Jan 14, 2008 22:09
I have grown more hair since I last sat a wrote here. I have also been clashing with the world a little bit more effectively too. I have reached some sort or zenith in my life. I am not soaring high. My feet are still on the ground, yet I have good vision. I cannot explain it, but I know things are going to be ok. I do not live in fear of the other foot falling. I will act appropriately if it does.
I have reached a view point that allows me to see quite a bit. From my perch, I can approach professionals, and know that they are encountering one as well. I can see Jen, know her more clearly with understanding, and know what this love between us is. I am not worried about my friends I have them and that is enough for me. I can see some places where I am blind too. I do not need to pretend to see in those places either. I can acknowledge the weakness and learn to compensate for it. I can look at politics and feel bothered a little bit more descriptively. I can see what is going on with our economy and disagree with the actions being taken. Hell, I am young I can disagree for a while longer.

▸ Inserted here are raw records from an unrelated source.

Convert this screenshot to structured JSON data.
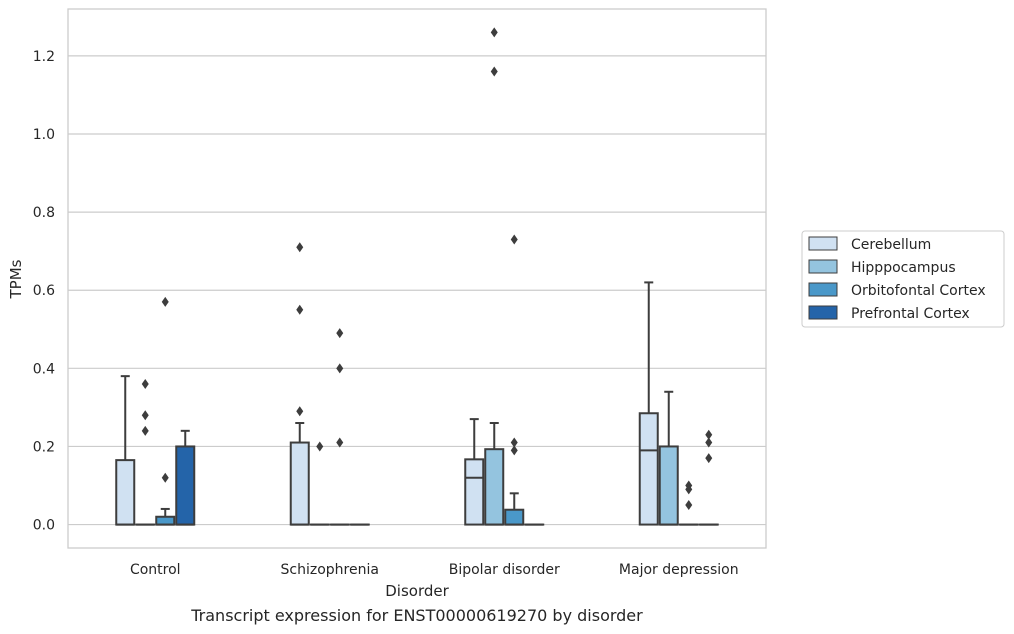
{
  "caption": "Transcript expression for ENST00000619270 by disorder",
  "chart_data": {
    "type": "box",
    "xlabel": "Disorder",
    "ylabel": "TPMs",
    "ylim": [
      -0.06,
      1.32
    ],
    "yticks": [
      0.0,
      0.2,
      0.4,
      0.6,
      0.8,
      1.0,
      1.2
    ],
    "ytick_labels": [
      "0.0",
      "0.2",
      "0.4",
      "0.6",
      "0.8",
      "1.0",
      "1.2"
    ],
    "categories": [
      "Control",
      "Schizophrenia",
      "Bipolar disorder",
      "Major depression"
    ],
    "grid": "horizontal",
    "legend_position": "right",
    "series": [
      {
        "name": "Cerebellum",
        "color": "#d0e1f2",
        "boxes": [
          {
            "whislo": 0.0,
            "q1": 0.0,
            "med": 0.0,
            "q3": 0.165,
            "whishi": 0.38,
            "fliers": []
          },
          {
            "whislo": 0.0,
            "q1": 0.0,
            "med": 0.0,
            "q3": 0.21,
            "whishi": 0.26,
            "fliers": [
              0.71,
              0.55,
              0.29
            ]
          },
          {
            "whislo": 0.0,
            "q1": 0.0,
            "med": 0.12,
            "q3": 0.167,
            "whishi": 0.27,
            "fliers": []
          },
          {
            "whislo": 0.0,
            "q1": 0.0,
            "med": 0.19,
            "q3": 0.285,
            "whishi": 0.62,
            "fliers": []
          }
        ]
      },
      {
        "name": "Hipppocampus",
        "color": "#94c4df",
        "boxes": [
          {
            "whislo": 0.0,
            "q1": 0.0,
            "med": 0.0,
            "q3": 0.0,
            "whishi": 0.0,
            "fliers": [
              0.36,
              0.28,
              0.24
            ]
          },
          {
            "whislo": 0.0,
            "q1": 0.0,
            "med": 0.0,
            "q3": 0.0,
            "whishi": 0.0,
            "fliers": [
              0.2
            ]
          },
          {
            "whislo": 0.0,
            "q1": 0.0,
            "med": 0.0,
            "q3": 0.193,
            "whishi": 0.26,
            "fliers": [
              1.26,
              1.16
            ]
          },
          {
            "whislo": 0.0,
            "q1": 0.0,
            "med": 0.0,
            "q3": 0.2,
            "whishi": 0.34,
            "fliers": []
          }
        ]
      },
      {
        "name": "Orbitofontal Cortex",
        "color": "#4a98c9",
        "boxes": [
          {
            "whislo": 0.0,
            "q1": 0.0,
            "med": 0.0,
            "q3": 0.02,
            "whishi": 0.04,
            "fliers": [
              0.57,
              0.12
            ]
          },
          {
            "whislo": 0.0,
            "q1": 0.0,
            "med": 0.0,
            "q3": 0.0,
            "whishi": 0.0,
            "fliers": [
              0.49,
              0.4,
              0.21
            ]
          },
          {
            "whislo": 0.0,
            "q1": 0.0,
            "med": 0.0,
            "q3": 0.038,
            "whishi": 0.08,
            "fliers": [
              0.73,
              0.21,
              0.19
            ]
          },
          {
            "whislo": 0.0,
            "q1": 0.0,
            "med": 0.0,
            "q3": 0.0,
            "whishi": 0.0,
            "fliers": [
              0.1,
              0.09,
              0.05
            ]
          }
        ]
      },
      {
        "name": "Prefrontal Cortex",
        "color": "#2464a9",
        "boxes": [
          {
            "whislo": 0.0,
            "q1": 0.0,
            "med": 0.0,
            "q3": 0.2,
            "whishi": 0.24,
            "fliers": []
          },
          {
            "whislo": 0.0,
            "q1": 0.0,
            "med": 0.0,
            "q3": 0.0,
            "whishi": 0.0,
            "fliers": []
          },
          {
            "whislo": 0.0,
            "q1": 0.0,
            "med": 0.0,
            "q3": 0.0,
            "whishi": 0.0,
            "fliers": []
          },
          {
            "whislo": 0.0,
            "q1": 0.0,
            "med": 0.0,
            "q3": 0.0,
            "whishi": 0.0,
            "fliers": [
              0.23,
              0.21,
              0.17
            ]
          }
        ]
      }
    ]
  }
}
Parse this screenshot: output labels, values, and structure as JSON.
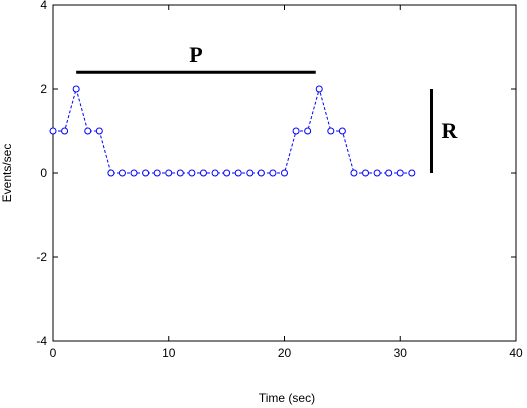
{
  "chart_data": {
    "type": "line",
    "xlabel": "Time (sec)",
    "ylabel": "Events/sec",
    "xlim": [
      0,
      40
    ],
    "ylim": [
      -4,
      4
    ],
    "xticks": [
      0,
      10,
      20,
      30,
      40
    ],
    "yticks": [
      -4,
      -2,
      0,
      2,
      4
    ],
    "grid": false,
    "series": [
      {
        "color": "#0000ff",
        "marker": "circle",
        "line_style": "dashed",
        "x": [
          0,
          1,
          2,
          3,
          4,
          5,
          6,
          7,
          8,
          9,
          10,
          11,
          12,
          13,
          14,
          15,
          16,
          17,
          18,
          19,
          20,
          21,
          22,
          23,
          24,
          25,
          26,
          27,
          28,
          29,
          30,
          31
        ],
        "y": [
          1,
          1,
          2,
          1,
          1,
          0,
          0,
          0,
          0,
          0,
          0,
          0,
          0,
          0,
          0,
          0,
          0,
          0,
          0,
          0,
          0,
          1,
          1,
          2,
          1,
          1,
          0,
          0,
          0,
          0,
          0,
          0
        ]
      }
    ],
    "annotations": [
      {
        "label": "P",
        "kind": "horizontal-bar",
        "x_start": 2,
        "x_end": 22.7,
        "y": 2.4
      },
      {
        "label": "R",
        "kind": "vertical-bar",
        "x": 32.7,
        "y_start": 0,
        "y_end": 2
      }
    ]
  }
}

From here I can see things that upset me too. These things like racism, sexism, ignorance, social abuse, and deception tug on me when ever I walk out the door. It terrifies even more when I see them in myself. Three times in the last month I have had some black person call me honky or some slur as I am walking home from the gym. I have heard people talk about Hilary, and how she needs to be president because she is a woman. I have heard neighbors and myself quietly tell each other that whatever happened was not the fault of any of us. But who is doing this? Where do these things come from?
These things have bothered me for a long long time. In fact upsetting does not frame it correctly. Words like appalling, enraging, and demoralizing could as easily take upsetting's place, but sensationalism is a contributor to the scenario out there. I am going to be as guiltless as possible in adding to the mindless escapade of hypersensitive social issues.
The things I have seen have caused an inexcusable mar in my view point. Why do people look at me in hate when I have never met them? Why do some women think so little of men? Though I lack the scholarship necessary for the having an answer, if I had to guess I would point to the masses readily trading in their guilt for hobbled redemption. Should men feel guilty at a "woman's plight"? How long does someone have before it is time to stand up and walk? Does all this plight really exist save in the countless recounting in the shadow of our own imagination, and in the pieces of propaganda claiming equality can only be had by a reversal of the same ignorant practices? Again, if I had to guess I am sure I would pursue the answer down one of these avenues.
These are probably issues best left to gentler hands, but I am looking at books titled "Stupid White Men", hearing women go gozanga over a women candidate because she is a woman, or seeing people grow cynical when made to speak and act in the light of conflicting evidence. There is a long way to go before a collective realization can explain what eliminating prejudice means. The realization comes in a pill that is hard to swallow. It takes a refusal to believe in a predetermined future. It takes a denial of the guilt that signs the blank check written on an otherwise well minded social conscious. It takes an ownership of the elephant that is not just in the room, but sitting on everyone's lap.
Somethings are just ripe for the picking.